O Galpão 29 está e funcionamento na Rua Chile desde 2006. Segundo Karol, quando ela chegou havia maior integração entre as casas de show e bares, e uma “energia contagiante” que fazia da área underground atrativa para os jovens de bairros distantes. Hoje ela reconhece que uma parcela do público já se incomoda com a informalidade de outros tempos. “As pessoas querem segurança na porta, que o lugar aceite cartão. Querem profissionalismo”. Embora entenda essa demanda, a empresária vê com cautela. “A Rua Chile não morreu. Tem gente que ama o lugar do jeito que é. Queremos que o local seja capaz de receber o prefeito, mas é importante que a Ribeira seja de todo mundo”.

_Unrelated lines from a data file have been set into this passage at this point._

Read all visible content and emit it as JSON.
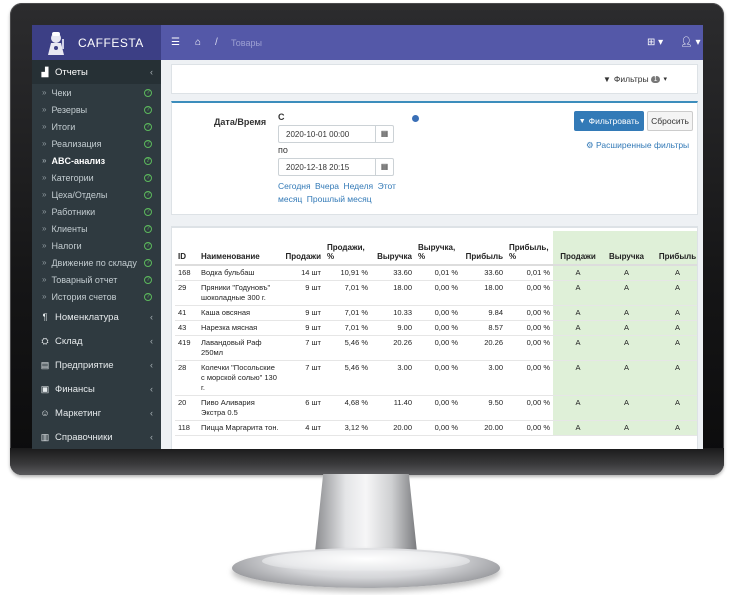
{
  "app": {
    "brand": "CAFFESTA"
  },
  "header": {
    "breadcrumb_sep": "/",
    "breadcrumb_current": "Товары"
  },
  "sidebar": {
    "sections": [
      {
        "label": "Отчеты",
        "icon": "chart-icon",
        "glyph": "▟",
        "active": true,
        "items": [
          {
            "label": "Чеки",
            "help": true
          },
          {
            "label": "Резервы",
            "help": true
          },
          {
            "label": "Итоги",
            "help": true
          },
          {
            "label": "Реализация",
            "help": true
          },
          {
            "label": "ABC-анализ",
            "help": true,
            "active": true
          },
          {
            "label": "Категории",
            "help": true
          },
          {
            "label": "Цеха/Отделы",
            "help": true
          },
          {
            "label": "Работники",
            "help": true
          },
          {
            "label": "Клиенты",
            "help": true
          },
          {
            "label": "Налоги",
            "help": true
          },
          {
            "label": "Движение по складу",
            "help": true
          },
          {
            "label": "Товарный отчет",
            "help": true
          },
          {
            "label": "История счетов",
            "help": true
          }
        ]
      },
      {
        "label": "Номенклатура",
        "icon": "cutlery-icon",
        "glyph": "¶"
      },
      {
        "label": "Склад",
        "icon": "cubes-icon",
        "glyph": "⛭"
      },
      {
        "label": "Предприятие",
        "icon": "building-icon",
        "glyph": "▤"
      },
      {
        "label": "Финансы",
        "icon": "money-icon",
        "glyph": "▣"
      },
      {
        "label": "Маркетинг",
        "icon": "smile-icon",
        "glyph": "☺"
      },
      {
        "label": "Справочники",
        "icon": "book-icon",
        "glyph": "▥"
      }
    ]
  },
  "filters": {
    "toggle_label": "Фильтры",
    "count": "1",
    "datetime_label": "Дата/Время",
    "from_label": "С",
    "from_value": "2020-10-01 00:00",
    "to_label": "по",
    "to_value": "2020-12-18 20:15",
    "quick_links": [
      "Сегодня",
      "Вчера",
      "Неделя",
      "Этот месяц",
      "Прошлый месяц"
    ],
    "filter_button": "Фильтровать",
    "reset_button": "Сбросить",
    "advanced_link": "Расширенные фильтры"
  },
  "table": {
    "columns": [
      "ID",
      "Наименование",
      "Продажи",
      "Продажи, %",
      "Выручка",
      "Выручка, %",
      "Прибыль",
      "Прибыль, %",
      "Продажи",
      "Выручка",
      "Прибыль"
    ],
    "rows": [
      [
        "168",
        "Водка бульбаш",
        "14 шт",
        "10,91 %",
        "33.60",
        "0,01 %",
        "33.60",
        "0,01 %",
        "A",
        "A",
        "A"
      ],
      [
        "29",
        "Пряники \"Годуновъ\" шоколадные 300 г.",
        "9 шт",
        "7,01 %",
        "18.00",
        "0,00 %",
        "18.00",
        "0,00 %",
        "A",
        "A",
        "A"
      ],
      [
        "41",
        "Каша овсяная",
        "9 шт",
        "7,01 %",
        "10.33",
        "0,00 %",
        "9.84",
        "0,00 %",
        "A",
        "A",
        "A"
      ],
      [
        "43",
        "Нарезка мясная",
        "9 шт",
        "7,01 %",
        "9.00",
        "0,00 %",
        "8.57",
        "0,00 %",
        "A",
        "A",
        "A"
      ],
      [
        "419",
        "Лавандовый Раф 250мл",
        "7 шт",
        "5,46 %",
        "20.26",
        "0,00 %",
        "20.26",
        "0,00 %",
        "A",
        "A",
        "A"
      ],
      [
        "28",
        "Колечки \"Посольские с морской солью\" 130 г.",
        "7 шт",
        "5,46 %",
        "3.00",
        "0,00 %",
        "3.00",
        "0,00 %",
        "A",
        "A",
        "A"
      ],
      [
        "20",
        "Пиво Аливария Экстра 0.5",
        "6 шт",
        "4,68 %",
        "11.40",
        "0,00 %",
        "9.50",
        "0,00 %",
        "A",
        "A",
        "A"
      ],
      [
        "118",
        "Пицца Маргарита тон.",
        "4 шт",
        "3,12 %",
        "20.00",
        "0,00 %",
        "20.00",
        "0,00 %",
        "A",
        "A",
        "A"
      ]
    ]
  }
}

Armazém Hall e Galpão 29 são representante do que podemos chamar de 2ª fase da onda de revitalização da Rua Chile, uma fase que começou em 2005 e foi até a chegada do Ateliê Bar, em 2015. Por sua vez, o Ateliê pode ser apontado como terceira onda da Rua Chile. A casa de show injetou ânimo novo na área, serviu como palco para nomes recentes da música natalense aparecerem, mas agora amarga a evasão de público. Proprietário do espaço, André Maia lamenta essa fase complicada. “Deu um enfraquecida na Rua Chile. Só o Ateliê está abrindo com regularidade”, diz. Se antes a programação da casa não raro começava na quarta-feira e encerrava no domingo, hoje ela geralmente tem ficada restrita as baladas de sexta e sábado, mas com bom público, informa André. O empresário conta que por sempre ter sido um entusiasta da Ribeira, foi levado a abrir seu espaço na Rua Chile. Apesar das dificuldades, ele não desiste da área. “Cresci aqui. Minha mãe era bailarina do corpo de baile do TAM e meu avô paterno era capitão de navio. So acostumado a vir para a Ribeira desde criança”.
O projeto “Fachadas da Rua Chile” é a pedra fundamental da onda de revitalização do lugar. Executado pelo prefeito Aldo Tinoco, em 1996, o projeto, além da pintura de 45 fachadas de imóveis da Rua Chile, trocou o calçamento e iluminou o trecho vai da rua Silva Jardim até a Tavares de Lira. Com esse serviço a via ficou toda colorida. Então começaram a chegar os empresários de casas de show e bares. Surgia o Blackout, B-52, A Lata, Downtown, Armazém do Cais, Bronx – fora as ruas adjacentes, onde tinham o Bimbos e o Casarão. A Rua Chile tornava-se o epicentro da música.
Autor do projeto das fachadas, o arquiteto Haroldo Maranhão lembra bem de como a Rua Chile era antes dessa iniciativa. “Antes à noite ali só tinha o Porto Bar, um bordel que ficava na esquina; e o Bar das Bandeiras, que recebia mais os trabalhadores do porto, marinheiros e alguns boêmios interessados na parte antiga da cidade”, conta. “Com a requalificação da rua e a abertura de novas casas, se viu surgir um movimento cultural. Pela primeira vez se trabalhava um conjunto arquitetônica na cidade. O natalense passou a olhar para aquele lugar. Ele ficou valorizado como ponto histórico e cultural”.
No entanto, não houve continuidade por parte dos gestores seguinte. “Faltou uma política consistente. Um suporte governamental. Faltou requalificar a Ribeira como um lugar bom para se morar e para trabalhar. Até foi feito um projeto de incentivos para se empreender na área. Foi sancionado, mas caducou”.